Albert Camus
et
Jean-Paul Sartre :
une relation tumultueuse
Jean-Paul Sartre et Albert Camus sont deux figures majeures de la vie intellectuelle française du XXème siècle.
Ce qui explique sûrement le mieux l’intensité de leur amitié, de leur rivalité puis de leur brouille, ils sont tous les deux philosophes, des penseurs engagés, membres de la résistance intellectuelle, ils sont proches des communistes et croient en la révolte.
Camus pourtant ne se revendiquait pas philosophe, il se qualifiait bien plus aisément d’artiste :« Pourquoi suis-je un artiste et non un philosophe ? C’est que je pense selon les mots et non selon les idées »disait-il à ce sujet.
Cependant ne pensez-vous pas que sa vision de l’absurde relève bel et bien de la philosophie ?
Selon Camus « un roman n’est jamais qu’une philosophie mise en images ». Ne trouvez-vous pas que l’on retrouve un fond philosophique, une idée qui serait comme un tableau que l’on peint au fur et à mesure de la lecture ?
Cette vision, Jean-Paul Sartre ne la partageait pas, c’est la raison pour laquelle il n’a jamais considéré Camus comme un vrai philosophe. Il faut se rappeler que Sartre a un statut de philosophe si l’on peut dire « officiel », il sort de l’Ecole Normale Supérieure, il est reçu premier (en vérité premier ex-æquo avec Simone de Beauvoir) à l’agrégation de philosophie (à sa deuxième tentative ; il fut collé la première fois car il avait, dit-il, « essayé d’être original »). Il est un des chefs de file de l’existentialisme, c’est un phénoménologue et de surcroît ses talents d’essayiste sont largement reconnus en France et même à l’étranger, notamment grâce à son essai phare L’Etre et le Néant.

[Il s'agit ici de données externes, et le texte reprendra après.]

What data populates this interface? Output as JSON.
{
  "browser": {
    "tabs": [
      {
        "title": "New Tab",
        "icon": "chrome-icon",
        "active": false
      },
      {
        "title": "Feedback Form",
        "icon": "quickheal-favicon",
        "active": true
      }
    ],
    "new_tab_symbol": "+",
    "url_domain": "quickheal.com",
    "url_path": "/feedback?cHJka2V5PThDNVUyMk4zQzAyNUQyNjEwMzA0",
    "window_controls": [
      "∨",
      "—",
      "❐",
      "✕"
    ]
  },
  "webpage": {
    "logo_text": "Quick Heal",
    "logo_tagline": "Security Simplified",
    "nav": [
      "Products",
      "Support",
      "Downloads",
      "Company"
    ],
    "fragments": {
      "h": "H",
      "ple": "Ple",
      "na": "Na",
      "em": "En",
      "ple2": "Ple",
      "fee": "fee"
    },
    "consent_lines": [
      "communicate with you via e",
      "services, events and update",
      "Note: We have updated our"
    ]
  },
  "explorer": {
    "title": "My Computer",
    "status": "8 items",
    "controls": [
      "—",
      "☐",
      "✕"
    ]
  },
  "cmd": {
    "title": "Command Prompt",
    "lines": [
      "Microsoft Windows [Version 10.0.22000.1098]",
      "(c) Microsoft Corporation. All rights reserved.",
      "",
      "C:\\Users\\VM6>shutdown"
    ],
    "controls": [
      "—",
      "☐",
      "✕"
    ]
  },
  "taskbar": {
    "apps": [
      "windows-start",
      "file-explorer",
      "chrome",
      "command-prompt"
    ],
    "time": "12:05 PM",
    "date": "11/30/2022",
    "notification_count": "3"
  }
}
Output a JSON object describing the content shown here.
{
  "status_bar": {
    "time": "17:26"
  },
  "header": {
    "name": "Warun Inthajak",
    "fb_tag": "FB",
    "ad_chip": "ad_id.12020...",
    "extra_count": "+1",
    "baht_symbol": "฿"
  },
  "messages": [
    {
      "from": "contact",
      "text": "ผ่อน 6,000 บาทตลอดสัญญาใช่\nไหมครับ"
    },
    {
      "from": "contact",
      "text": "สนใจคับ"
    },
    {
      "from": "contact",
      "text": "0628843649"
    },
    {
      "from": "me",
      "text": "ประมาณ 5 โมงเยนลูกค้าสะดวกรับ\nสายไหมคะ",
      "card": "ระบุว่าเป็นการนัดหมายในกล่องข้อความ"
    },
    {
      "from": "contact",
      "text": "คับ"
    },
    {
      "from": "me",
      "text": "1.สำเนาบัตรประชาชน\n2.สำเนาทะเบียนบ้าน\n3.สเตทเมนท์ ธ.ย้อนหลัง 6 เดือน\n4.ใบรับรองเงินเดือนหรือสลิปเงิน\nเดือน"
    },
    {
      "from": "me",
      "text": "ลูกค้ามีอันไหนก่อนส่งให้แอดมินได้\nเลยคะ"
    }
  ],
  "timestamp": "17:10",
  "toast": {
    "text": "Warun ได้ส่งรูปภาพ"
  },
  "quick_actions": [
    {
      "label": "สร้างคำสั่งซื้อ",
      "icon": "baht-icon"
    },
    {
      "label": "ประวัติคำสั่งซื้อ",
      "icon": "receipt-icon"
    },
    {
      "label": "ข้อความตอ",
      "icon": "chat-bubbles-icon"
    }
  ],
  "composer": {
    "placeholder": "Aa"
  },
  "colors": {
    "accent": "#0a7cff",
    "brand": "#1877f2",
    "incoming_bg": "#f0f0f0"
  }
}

Il était certes inévitable qu’ils se rencontrent mais qu’ils deviennent amis, rien n’était moins sûr. Au-delà de leur différence en tant qu’auteurs, leur vie personnelle et notamment leur enfance respective n’avaient pas beaucoup de points communs. Camus est né à Alger dans une famille plutôt modeste, tandis que Sartre est issu d’une famille alsacienne, protestante et bourgeoise. A ce niveau là, leur plus grand point commun est sans doute le fait qu’ils n’ont tous les deux jamais connu leur père.
En 1944 se tient un rendez-vous emblématique, le 16 juin chez Michel Leiris. Le groupe de lecture de la pièce de Pablo Picasso, Le Désir attrapé par la queue, travaille à la mise en scène. Et sont présents, Albert Camus, Jean-Paul Sartre, Pablo Picasso, Simone De Beauvoir. C’est le début de l’amitié entre les deux hommes,
Debout, de gauche à droite : Jacques Lacan, Cécile Eluard, Pierre Reverdy, Louise Leiris (Les Deux Toutous), Zanie Aubier (La Tarte), Picasso, Valentine Hugo, Simone de Beauvoir (La Cousine). Assis : Sartre (Le Bout rond), Albert Camus (metteur en scène), Michel Leiris (Le Gros Pied), Jean Aubier (Les Rideaux) et Kazbek.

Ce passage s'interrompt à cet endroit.